Hmong paj ntaub
Paj ntaub (pronounced “pan dau,” meaning flowery cloth) are reverse appliquéd and embroidered textiles used for many purposes in traditional Hmong life. Paj ntaub are used as gifts, funeral cloths, baby carriers, decorations, and used to adorn a wide variety of clothing, both ceremonial and secular, including jackets, hats, belts, collars, purses, aprons, and skirts. Paj ntaub became commercialized when Hmong women needed income for family survival in the Thai refugee camps after the end of the Vietnam War.

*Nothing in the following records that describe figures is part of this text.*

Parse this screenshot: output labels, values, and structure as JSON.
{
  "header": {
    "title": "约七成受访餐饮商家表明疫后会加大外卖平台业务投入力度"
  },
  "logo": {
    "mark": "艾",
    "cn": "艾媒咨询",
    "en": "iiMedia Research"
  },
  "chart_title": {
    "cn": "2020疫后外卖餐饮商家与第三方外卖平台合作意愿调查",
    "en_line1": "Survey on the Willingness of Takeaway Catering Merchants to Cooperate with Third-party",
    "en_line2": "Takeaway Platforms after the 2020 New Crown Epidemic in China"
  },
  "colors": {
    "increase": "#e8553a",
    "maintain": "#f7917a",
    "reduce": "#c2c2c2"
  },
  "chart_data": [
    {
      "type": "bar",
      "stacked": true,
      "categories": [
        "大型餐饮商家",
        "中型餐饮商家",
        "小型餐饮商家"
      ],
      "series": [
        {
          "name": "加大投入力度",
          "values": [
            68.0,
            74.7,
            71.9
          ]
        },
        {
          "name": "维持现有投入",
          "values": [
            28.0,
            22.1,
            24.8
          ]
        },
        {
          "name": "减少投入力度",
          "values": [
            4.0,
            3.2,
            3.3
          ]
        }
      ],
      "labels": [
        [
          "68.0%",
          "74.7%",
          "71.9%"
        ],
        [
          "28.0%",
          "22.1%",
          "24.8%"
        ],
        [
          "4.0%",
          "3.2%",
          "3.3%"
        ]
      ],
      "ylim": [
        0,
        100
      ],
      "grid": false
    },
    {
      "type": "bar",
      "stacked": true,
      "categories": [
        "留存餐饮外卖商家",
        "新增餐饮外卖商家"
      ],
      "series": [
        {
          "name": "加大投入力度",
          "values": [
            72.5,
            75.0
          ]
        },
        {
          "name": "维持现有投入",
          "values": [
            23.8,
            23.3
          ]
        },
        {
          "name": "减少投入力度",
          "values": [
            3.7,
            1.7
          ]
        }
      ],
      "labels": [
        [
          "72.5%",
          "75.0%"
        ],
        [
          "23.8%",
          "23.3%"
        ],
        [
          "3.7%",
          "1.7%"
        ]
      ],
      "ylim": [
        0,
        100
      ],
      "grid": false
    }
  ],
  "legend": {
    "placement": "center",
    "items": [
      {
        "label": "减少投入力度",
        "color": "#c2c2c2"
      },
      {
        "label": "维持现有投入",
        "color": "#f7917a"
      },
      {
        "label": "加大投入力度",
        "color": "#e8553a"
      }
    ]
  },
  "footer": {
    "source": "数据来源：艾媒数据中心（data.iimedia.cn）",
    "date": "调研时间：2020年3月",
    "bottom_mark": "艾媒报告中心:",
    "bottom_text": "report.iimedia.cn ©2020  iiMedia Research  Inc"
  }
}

Paj ntaub are made by layering fabric cut with designs which is turned under and sewn in tiny stitches by hand to reveal the fabric underneath. Traditional patterns are exact, geometric, symbolic of nature, and combined in multiple creative ways. Design symbols represent nature including mountains, fish scales, seeds, snails, elephant tracks, caterpillar backs, mouse tracks, dragon’s teeth, and hearts. Traditional colors of black, red, white, greet, and yellow have been expanded to all colors available in workable fabrics.
Ying Yang learned to sew from her grandmother and mother in her native Hmong mountain village in the Louang Prabang province in norther Laos. After escaping to a Thai refugee camp in 1975, where she lived for four years with her husband and two children, Ying taught herself how to make paj ntaub from observing other women and practicing.
In 2008, Ying was a master artist in ACTA’s Apprenticeship Program with apprentice Xong Lee. The apprenticeship focused on refining Xong’s skills in designing, folding, and cutting progressively intricate designs in her pieces.